Клодию принадлежал тот самый дом вниз по улице, где квартировал Целий. Будучи мужчиной немного за тридцать, чистейших патрицианских кровей, в последние годы он сумел внушить многим страх в качестве радикального агитатора и демагога. Как народный трибун Клодий стоял за римским поглощением Кипра – это давало ему возможность увеличить хлебные раздачи для бедноты. В прошлом он состоял в неплохих отношениях с Цицероном, однако не так давно именно Клодий добился его изгнания, так что теперь они были заклятыми врагами. Его политическая тактика была грубой, напористой, и, как правило, успешной. Пока люди, подобные Целию, достигали в судах пределов красноречия – люди, подобные Клодию, совершенствовали запугивание как метод политической борьбы. Неудивительно, что связь между этими двоими не сводилась к отношениям домовладельца и арендатора. В политике они часто выступали как союзники, да и в частной жизни их кое-что связывало. Все знали, что Целий был любовником – или одним из любовников – овдовевшей старшей сестры популиста, Клодии.

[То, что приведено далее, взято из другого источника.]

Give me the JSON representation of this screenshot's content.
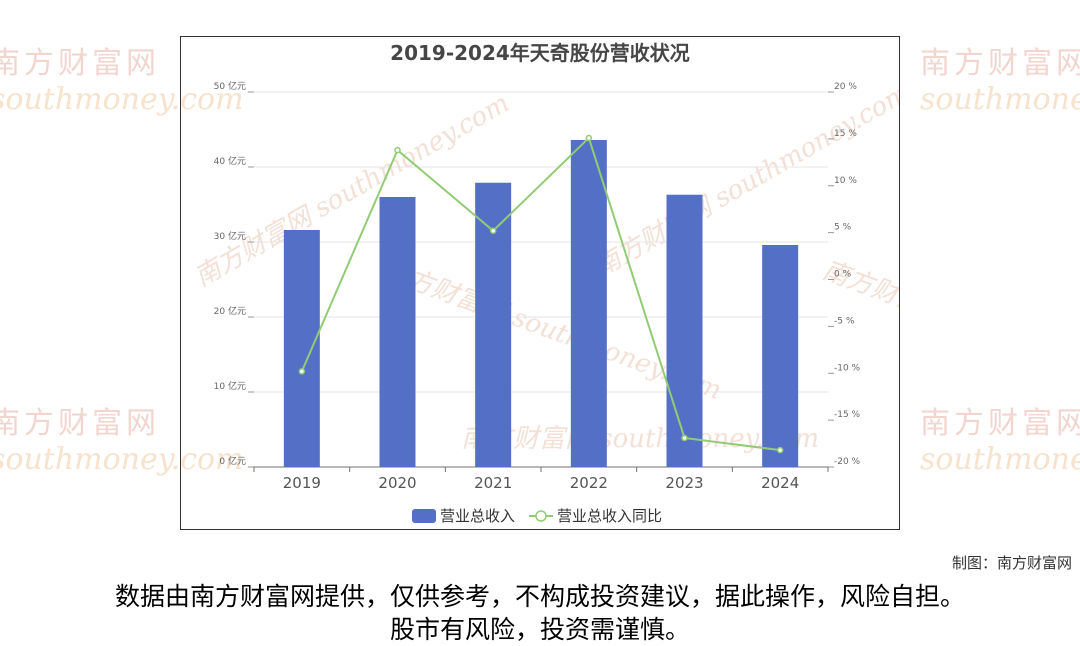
{
  "watermark": {
    "cn": "南方财富网",
    "en": "southmoney.com"
  },
  "chart_data": {
    "type": "bar",
    "title": "2019-2024年天奇股份营收状况",
    "categories": [
      "2019",
      "2020",
      "2021",
      "2022",
      "2023",
      "2024"
    ],
    "series": [
      {
        "name": "营业总收入",
        "type": "bar",
        "axis": "left",
        "color": "#5470c6",
        "values": [
          31.6,
          36.0,
          37.9,
          43.6,
          36.3,
          29.6
        ]
      },
      {
        "name": "营业总收入同比",
        "type": "line",
        "axis": "right",
        "color": "#91cc75",
        "values": [
          -9.8,
          13.8,
          5.2,
          15.1,
          -16.9,
          -18.2
        ]
      }
    ],
    "y_left": {
      "ticks": [
        0,
        10,
        20,
        30,
        40,
        50
      ],
      "unit": "亿元",
      "ylim": [
        0,
        50
      ]
    },
    "y_right": {
      "ticks": [
        -20,
        -15,
        -10,
        -5,
        0,
        5,
        10,
        15,
        20
      ],
      "unit": "%",
      "ylim": [
        -20,
        20
      ]
    },
    "grid": true,
    "legend": "bottom"
  },
  "credit": "制图：南方财富网",
  "disclaimer": {
    "line1": "数据由南方财富网提供，仅供参考，不构成投资建议，据此操作，风险自担。",
    "line2": "股市有风险，投资需谨慎。"
  }
}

-Сама я этого не видела, мне об этом рассказали на рыбном рынке, - Бетесда чуть не мурлыкала. – Вроде бы Помпей пришёл со своей свитой на Форум, чтобы присутствовать на каком-то судебном разбирательстве, которое должно было вот-вот начаться.
-Не исключаю, что это был суд над его приятелем Милоном за нарушение общественного порядка.
Бетесда пожала плечами.
-А обвинял его Клодий, - добавил я.
-Да, скорее всего, потому что Клодий там тоже был, и тоже с большой свитой. Кстати, состоит она из очень грубых типов.
Назвать многочисленных спутников Клодия «грубыми» – значит весьма им польстить. Его свиту составляли физически крепкие люди самого низкого происхождения – одни из них были наёмными бойцами, другие были чем-то обязаны Клодию, а многие присоединялись к нему добровольно, из чистой любви к насилию.
Казалось невероятным, чтобы такой человек, как Клодий, преследовал кого-то в суде за нарушение порядка. Но в этом случае обвинение, вероятно, имело под собой основания. У обвиняемого Милона была собственная банда – конкуренты клодианцев, готовые буйствовать на улицах, поддерживая любую политическую силу, к которой в данный момент примкнул их хозяин. Великие люди, подобные Помпею, Крассу или Цезарю, соперничали за владычество над миром в военных и финансовых областях – а Милон и Клодий оспаривали друг у друга власть над улицами Рима. Более крупные фигуры сотрудничали в этом деле с менее крупным, к вящей выгоде для тех и других. Сейчас Милон был выразителем интересов Помпея, и потому Помпей должен был выступать в его защиту. Клодий – либо в сотрудничестве с Крассом, либо с Цезарем, либо на собственный страх и риск – вставлял палки в колёса Милону, главным образом для того, чтобы зацепить Помпея. Похоже было на то, что он твёрдо решился сорвать попытки Помпея взять под контроль приснопамятный «египетский вопрос».